メリルといえば、「マンマ・ミーア!」。先日遅まきながらこの作品も鑑賞しました。でも彼女は、やっぱり「ダウト」のシスター役の方がイメージ的にはいいのではないでしょうか?数年前の「プラダを着た悪魔」もそうだったけど、最近の彼女は性悪おばさんってイメージが強い!今回の意地悪なシスターもなかなか似合っていましたしね。
それにしても、証拠もなく、目撃者もいないのに、何故フリン神父を悪者に仕立てあげたのでしょうか?シスター・アロイシスの性格にも問題があります。そのためフリン神父という存在がかなり邪魔だったのだというのも手に取るように見え見え。
何か神父に弱点や欠点がないか?と臭いを嗅ぎまわっているシスターの姿がなんともいえません。
シスター・アロイシスは、物事を“疑惑”の目で見なければならないことを、シスター・ジェイムズに断固として告げる。
伝統と風紀を厳守するカトリック学校の校長シスター・アロイシス(メリル・ストリープ)、それに対して新しい時代のカトリック学校のあり方を模索する画期的なフリン神父(フィリップ・シーモア・ホフマン)、そして二人の間で揺れ動く若いシスター・ジェイムズ(エイミー・アダムス)。カトリック学校に限らず、こういうのってよくある人間模様だと思います。

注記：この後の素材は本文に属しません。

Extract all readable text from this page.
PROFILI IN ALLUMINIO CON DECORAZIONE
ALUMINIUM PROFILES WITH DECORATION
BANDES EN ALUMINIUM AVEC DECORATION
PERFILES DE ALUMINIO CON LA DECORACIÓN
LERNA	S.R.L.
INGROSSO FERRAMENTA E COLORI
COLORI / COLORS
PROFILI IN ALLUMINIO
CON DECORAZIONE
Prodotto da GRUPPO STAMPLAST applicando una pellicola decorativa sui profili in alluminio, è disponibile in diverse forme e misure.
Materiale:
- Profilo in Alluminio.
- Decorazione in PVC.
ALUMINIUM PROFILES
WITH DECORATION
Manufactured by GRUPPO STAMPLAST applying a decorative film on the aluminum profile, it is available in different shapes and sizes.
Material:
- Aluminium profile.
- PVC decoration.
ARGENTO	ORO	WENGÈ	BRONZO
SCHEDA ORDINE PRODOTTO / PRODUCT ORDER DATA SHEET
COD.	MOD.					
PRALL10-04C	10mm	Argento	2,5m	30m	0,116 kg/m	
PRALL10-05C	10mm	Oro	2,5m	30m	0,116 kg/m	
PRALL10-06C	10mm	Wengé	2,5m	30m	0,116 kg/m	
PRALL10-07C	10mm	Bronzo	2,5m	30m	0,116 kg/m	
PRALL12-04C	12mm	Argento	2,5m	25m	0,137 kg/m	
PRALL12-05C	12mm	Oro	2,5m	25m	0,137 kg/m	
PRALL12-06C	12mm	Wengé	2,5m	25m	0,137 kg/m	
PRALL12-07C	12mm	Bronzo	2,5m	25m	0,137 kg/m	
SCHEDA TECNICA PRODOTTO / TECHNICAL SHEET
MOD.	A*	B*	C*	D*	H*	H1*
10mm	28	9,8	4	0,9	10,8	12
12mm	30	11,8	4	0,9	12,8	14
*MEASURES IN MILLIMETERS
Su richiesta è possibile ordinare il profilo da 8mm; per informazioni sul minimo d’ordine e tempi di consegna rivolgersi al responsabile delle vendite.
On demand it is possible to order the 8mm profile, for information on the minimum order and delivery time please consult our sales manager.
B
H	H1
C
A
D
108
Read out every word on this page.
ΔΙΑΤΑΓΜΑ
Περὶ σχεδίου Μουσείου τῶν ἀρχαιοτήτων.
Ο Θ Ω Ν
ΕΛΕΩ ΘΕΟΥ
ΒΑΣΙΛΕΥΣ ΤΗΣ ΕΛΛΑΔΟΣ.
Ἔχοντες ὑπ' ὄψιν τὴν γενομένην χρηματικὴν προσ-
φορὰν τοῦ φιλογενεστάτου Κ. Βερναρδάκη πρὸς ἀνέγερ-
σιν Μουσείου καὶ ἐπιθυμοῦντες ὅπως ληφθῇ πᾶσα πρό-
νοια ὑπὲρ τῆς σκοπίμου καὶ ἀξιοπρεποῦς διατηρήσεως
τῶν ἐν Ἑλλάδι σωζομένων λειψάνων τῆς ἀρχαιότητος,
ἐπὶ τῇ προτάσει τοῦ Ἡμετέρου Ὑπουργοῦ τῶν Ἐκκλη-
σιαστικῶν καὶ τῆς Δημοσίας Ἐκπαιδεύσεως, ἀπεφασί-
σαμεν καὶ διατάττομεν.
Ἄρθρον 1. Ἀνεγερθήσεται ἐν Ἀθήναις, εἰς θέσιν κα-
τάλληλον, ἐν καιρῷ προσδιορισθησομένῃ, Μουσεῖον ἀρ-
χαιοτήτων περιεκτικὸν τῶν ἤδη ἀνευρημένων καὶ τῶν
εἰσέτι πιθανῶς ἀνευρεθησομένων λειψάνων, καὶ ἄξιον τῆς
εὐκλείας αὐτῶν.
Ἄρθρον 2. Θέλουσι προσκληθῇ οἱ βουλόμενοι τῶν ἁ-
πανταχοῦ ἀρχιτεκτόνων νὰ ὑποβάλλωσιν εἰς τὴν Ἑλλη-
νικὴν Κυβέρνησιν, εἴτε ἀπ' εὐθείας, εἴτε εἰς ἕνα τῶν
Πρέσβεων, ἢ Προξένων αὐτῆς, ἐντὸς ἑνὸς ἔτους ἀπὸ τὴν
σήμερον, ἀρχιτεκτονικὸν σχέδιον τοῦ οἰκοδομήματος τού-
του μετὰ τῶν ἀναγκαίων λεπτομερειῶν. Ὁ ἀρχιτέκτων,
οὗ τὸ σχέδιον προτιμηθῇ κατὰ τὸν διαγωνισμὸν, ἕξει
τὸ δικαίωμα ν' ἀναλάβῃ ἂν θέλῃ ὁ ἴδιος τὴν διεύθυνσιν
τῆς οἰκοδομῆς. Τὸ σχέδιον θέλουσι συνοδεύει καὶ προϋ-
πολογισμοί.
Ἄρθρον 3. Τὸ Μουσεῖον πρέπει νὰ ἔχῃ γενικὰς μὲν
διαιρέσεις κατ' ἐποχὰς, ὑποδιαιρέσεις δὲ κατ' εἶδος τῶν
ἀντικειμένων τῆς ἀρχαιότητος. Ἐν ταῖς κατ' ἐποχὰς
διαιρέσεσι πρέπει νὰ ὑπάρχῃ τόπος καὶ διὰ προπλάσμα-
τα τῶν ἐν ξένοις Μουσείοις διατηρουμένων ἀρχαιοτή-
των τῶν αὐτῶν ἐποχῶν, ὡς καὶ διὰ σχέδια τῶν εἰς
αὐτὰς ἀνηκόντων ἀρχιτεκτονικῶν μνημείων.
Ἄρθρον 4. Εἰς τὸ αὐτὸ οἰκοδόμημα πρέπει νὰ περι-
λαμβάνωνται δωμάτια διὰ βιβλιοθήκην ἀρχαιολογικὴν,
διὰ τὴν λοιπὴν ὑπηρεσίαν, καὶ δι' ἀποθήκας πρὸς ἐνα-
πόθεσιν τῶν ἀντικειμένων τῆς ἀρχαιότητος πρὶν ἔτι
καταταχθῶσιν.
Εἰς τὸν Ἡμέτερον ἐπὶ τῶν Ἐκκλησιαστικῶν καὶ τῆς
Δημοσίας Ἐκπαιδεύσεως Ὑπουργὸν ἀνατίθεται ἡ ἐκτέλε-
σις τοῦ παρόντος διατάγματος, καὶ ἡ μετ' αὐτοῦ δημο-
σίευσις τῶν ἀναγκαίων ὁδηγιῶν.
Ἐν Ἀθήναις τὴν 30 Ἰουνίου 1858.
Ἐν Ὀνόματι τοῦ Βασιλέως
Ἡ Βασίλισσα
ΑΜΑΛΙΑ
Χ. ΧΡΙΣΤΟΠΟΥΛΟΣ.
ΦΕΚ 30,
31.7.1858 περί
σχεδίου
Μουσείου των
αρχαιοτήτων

シスター・アロイシス、彼女はシスターという神職にありながら、高慢で優しみのない顔つき。生徒に対しても優しさのかけらも感じられない。生徒もそんな彼女には恐れている。態度が悪いとピシャッだ。
フリン神父、それに比べておおらかで、自由な発想を持っている。人当たりもいいし、誰が見ても好ましい。カトリックの教えを広めながらも、その枠に縛れることはないと教える。寛容な心の持ち主。
誰が比べても、神父に軍配があるのは見えている。
ユーモアあり、優しさあり、寛容で自由な発想のフリン神父。
そんなキャラを演じたフィリップ・シーモア・ホフマンですが、ちょっとね。今までの役柄からするとイメージ的には何か裏でやらかしそうな?感じがするようにも見える。だから、シスター演じるメリルが疑ったわけではありませんが。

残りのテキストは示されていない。